Carlos Rodon, one of the prized signings in our offseason, went six solid innings but ate the series-deciding L as the Mets again failed to score and only scratched across two runs thanks to a Dansby Swanson HR.

Aaron Judge, the top free agent in this class and one of the very best in MLB, hit a paltry .142 in his debut Postseason with the Mets. Despite adding the very best free agent hitters, the Mets got 16 total hits from the entire crop and most of those came from the returning Brandon Nimmo.

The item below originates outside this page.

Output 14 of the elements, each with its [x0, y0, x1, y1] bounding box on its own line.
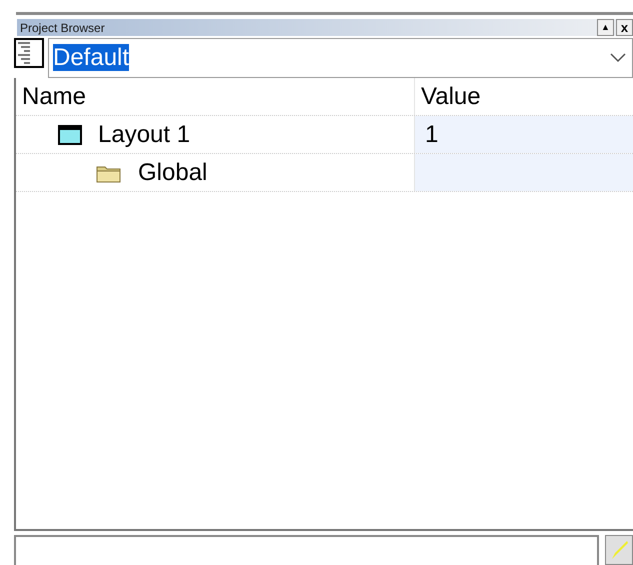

The Steve Cohen Experience Part 2?

Needless to say, the 2023 New York Mets ended up breaking hearts despite breaking records. With a payroll that would have cleared $500 million for the season, the Mets received All-Star play from most of their starting roster and had the best rotation in all of baseball. Jacob deGrom decided to stay in New York and went on to win the Cy Young and MVP with a stellar season. Jeff McNeil, who was speculated to lose a ton of playing time after the additions, went on to win the NL batting crown and was an All-Star himself.

Despite all this, the Mets fell victim to the same story we see just about every MLB Postseason. No matter how stacked or talented a team is and no matter how many wins they put up during the regular season, momentum and timing are crucial elements in the postseason. The Phillies reached the playoffs as a Wild Card team, took down their division rivals, and sprinted all the way to the World Series where they defeated the Cleveland Guardians to win it all.

Off the backs of a successful regular season and disappointing postseason, Steve Cohen would surely be fuming. It’s one thing to be eliminated, but to lose to a division rival that you outspent by over $300 million would surely add another level to the pain. What would be next for the Mets? Maybe some trades to consolidate the roster? Or perhaps no other teams would want to deal with Cohen, instead opting to watch him wallow in pity as his enormous payroll amounted to nothing.

Or does the Steve Cohen experience get taken to yet another level during the 2023-2024 offseason? Would he dare?